Topical medications: In addition to moisturizers, a variety of creams and ointments can be used to treat mild to moderate psoriasis. Moisturizers can also be combined with oral drugs or light therapy for more severe psoriasis cases. Topical options include steroids, vitamin D analogs, topical retinoids, and coal tar.
Light therapy: Natural and artificial light, including a specific form of ultraviolet light, can be used to treat psoriasis. The most recently developed therapies use narrow band ultraviolet B, which is effective without having to take medications that increase sensitivity to sunlight.
Diet and psoriasis: Omega-3 fats, found in fish, soy, nuts, seeds and some vegetable oils, may help limit inflammation and other symptoms of psoriasis. Avoid fish oil supplements if you take blood thinners, as they could increase your risk of bleeding. Eating fish at least twice a week will help you get enough omega-3 fats, especially if you choose fatty fish such as salmon, herring, tuna, mackerel, and sardines.
- Food Sensitivities: People with psoriasis are more likely to be sensitive to gluten, so a gluten-free diet may be beneficial in some cases.
Lose weight: Losing weight may reduce the disease’s severity. Losing weight may also make treatments more effective. It’s unclear how weight interacts with psoriasis, so even if your symptoms remain unchanged, losing weight is still good for your overall health.
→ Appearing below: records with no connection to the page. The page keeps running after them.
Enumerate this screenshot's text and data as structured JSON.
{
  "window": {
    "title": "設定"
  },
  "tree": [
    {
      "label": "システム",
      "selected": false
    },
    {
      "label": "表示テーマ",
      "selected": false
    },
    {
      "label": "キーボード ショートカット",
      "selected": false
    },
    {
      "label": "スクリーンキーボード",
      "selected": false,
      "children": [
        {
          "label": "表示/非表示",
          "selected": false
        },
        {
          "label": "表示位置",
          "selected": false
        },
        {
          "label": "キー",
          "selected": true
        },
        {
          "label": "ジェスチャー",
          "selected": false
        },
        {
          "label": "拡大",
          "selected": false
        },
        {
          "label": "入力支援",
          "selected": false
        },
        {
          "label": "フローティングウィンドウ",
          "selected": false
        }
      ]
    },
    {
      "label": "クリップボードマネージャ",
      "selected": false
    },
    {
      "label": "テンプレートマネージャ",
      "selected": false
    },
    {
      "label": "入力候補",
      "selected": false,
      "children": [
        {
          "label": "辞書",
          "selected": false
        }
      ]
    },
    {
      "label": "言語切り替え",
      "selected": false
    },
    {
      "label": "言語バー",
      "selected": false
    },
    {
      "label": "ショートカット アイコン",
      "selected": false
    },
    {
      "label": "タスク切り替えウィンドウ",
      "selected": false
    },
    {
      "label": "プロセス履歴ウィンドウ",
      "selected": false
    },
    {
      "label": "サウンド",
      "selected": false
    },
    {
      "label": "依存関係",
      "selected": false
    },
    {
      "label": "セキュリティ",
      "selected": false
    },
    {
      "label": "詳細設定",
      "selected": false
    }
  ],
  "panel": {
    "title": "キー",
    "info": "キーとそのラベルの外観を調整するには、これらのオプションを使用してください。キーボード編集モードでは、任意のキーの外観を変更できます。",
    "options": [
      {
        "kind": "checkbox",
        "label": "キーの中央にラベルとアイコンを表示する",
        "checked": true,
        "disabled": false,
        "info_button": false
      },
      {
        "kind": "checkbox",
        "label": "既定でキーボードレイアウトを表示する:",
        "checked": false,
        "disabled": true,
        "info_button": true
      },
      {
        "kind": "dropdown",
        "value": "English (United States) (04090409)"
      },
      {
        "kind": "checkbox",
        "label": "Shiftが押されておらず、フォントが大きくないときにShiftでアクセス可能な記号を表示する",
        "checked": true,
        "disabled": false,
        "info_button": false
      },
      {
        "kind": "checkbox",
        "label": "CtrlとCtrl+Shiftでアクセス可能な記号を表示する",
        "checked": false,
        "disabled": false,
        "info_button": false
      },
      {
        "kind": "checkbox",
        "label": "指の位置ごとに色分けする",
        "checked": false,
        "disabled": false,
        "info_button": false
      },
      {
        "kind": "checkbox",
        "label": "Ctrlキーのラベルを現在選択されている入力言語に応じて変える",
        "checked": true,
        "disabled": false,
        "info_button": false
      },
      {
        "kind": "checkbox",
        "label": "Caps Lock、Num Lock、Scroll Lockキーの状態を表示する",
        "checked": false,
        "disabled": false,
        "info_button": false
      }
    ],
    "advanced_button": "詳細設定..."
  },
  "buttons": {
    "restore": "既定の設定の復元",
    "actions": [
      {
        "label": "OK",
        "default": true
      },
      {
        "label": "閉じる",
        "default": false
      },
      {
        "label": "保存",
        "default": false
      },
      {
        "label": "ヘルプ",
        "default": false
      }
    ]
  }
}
Eat healthy: Reduce your intake of saturated fats, which are found in animal products like meats and dairy foods. Increase your intake of lean proteins that contain omega-3 fatty acids, such as salmon, sardines, and shrimp. Plant sources of omega-3s include walnuts, flaxseeds, and soybeans.
Avoid trigger foods: Psoriasis causes inflammation. Certain foods cause inflammation, too. Avoiding those foods might improve symptoms. These foods include red meat, refined sugar, processed foods, and dairy products.
Drink less alcohol: Alcohol consumption can increase your risks of a flare. Cut back or quit entirely. Talk with your doctor if you have a problem with alcohol.
- Consider taking vitamins: Some doctors prefer a vitamin-rich diet. However, even the healthiest eater may need help getting adequate nutrients. Ask your doctor if you should be taking any as a supplement to your diet.